Un limite reale della Bce rimane però il divieto statutario di prestare danaro ai singoli Stati membri. Una strategia più efficace in favore della crescita infatti dovrebbe consentire alla Bce di finanziare direttamente gli Stati e la loro spesa pubblica, se e quando la stessa è orientata a sostenere l’economia e la creazione di nuovi posti di lavoro. Tali condizioni certamente possono essere proficue per rilanciare l’economia reale, il Pil e addivenire ad un’inflazione media pari almeno al 2%.

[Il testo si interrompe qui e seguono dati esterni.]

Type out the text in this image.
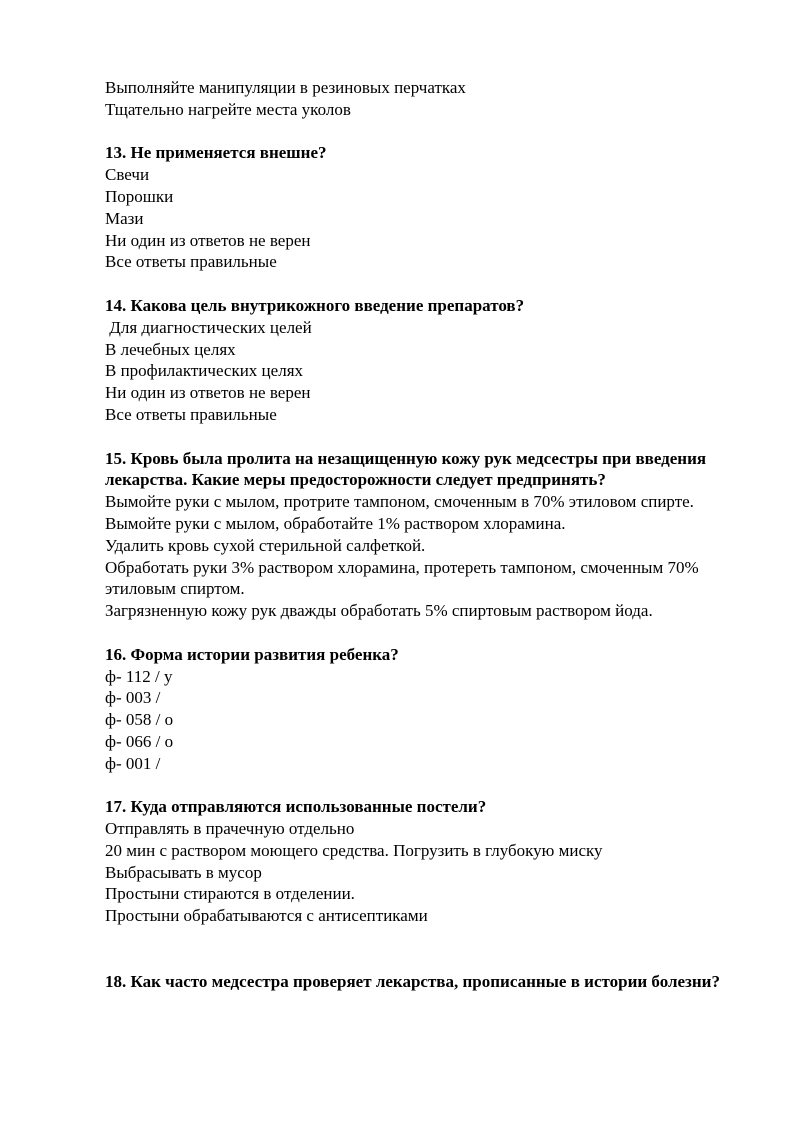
Выполняйте манипуляции в резиновых перчатках
Тщательно нагрейте места уколов
13. Не применяется внешне?
Свечи
Порошки
Мази
Ни один из ответов не верен
Все ответы правильные
14. Какова цель внутрикожного введение препаратов?
Для диагностических целей
В лечебных целях
В профилактических целях
Ни один из ответов не верен
Все ответы правильные
15. Кровь была пролита на незащищенную кожу рук медсестры при введения лекарства. Какие меры предосторожности следует предпринять?
Вымойте руки с мылом, протрите тампоном, смоченным в 70% этиловом спирте.
Вымойте руки с мылом, обработайте 1% раствором хлорамина.
Удалить кровь сухой стерильной салфеткой.
Обработать руки 3% раствором хлорамина, протереть тампоном, смоченным 70% этиловым спиртом.
Загрязненную кожу рук дважды обработать 5% спиртовым раствором йода.
16. Форма истории развития ребенка?
ф- 112 / у
ф- 003 /
ф- 058 / о
ф- 066 / о
ф- 001 /
17. Куда отправляются использованные постели?
Отправлять в прачечную отдельно
20 мин с раствором моющего средства. Погрузить в глубокую миску
Выбрасывать в мусор
Простыни стираются в отделении.
Простыни обрабатываются с антисептиками
18. Как часто медсестра проверяет лекарства, прописанные в истории болезни?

L’azione del credito bancario dovrebbe costituire, in un tale sistema – che è poi quello che abbiamo avuto pre-Bce – un supporto aggiuntivo rispetto all’azione dei pubblici poteri. Abbiamo in più occasioni rilevato come le banche siano vincolate a rigidi criteri – quelli di Basilea III – in tema di erogazione del credito, criteri che diventano ancor più rigidi in condizioni di crisi economica e di deflazione, per cui i rubinetti non sempre si aprono. Oltre a questa riforma, indispensabile, da più parti economisti e non chiedono l’adozione di misure di politica fiscale che consentano di restituire denaro da spendere ad imprese e consumatori – con una tassazione minore e soprattutto mirata – e con una efficace lotta ad elusione ed evasione fiscale.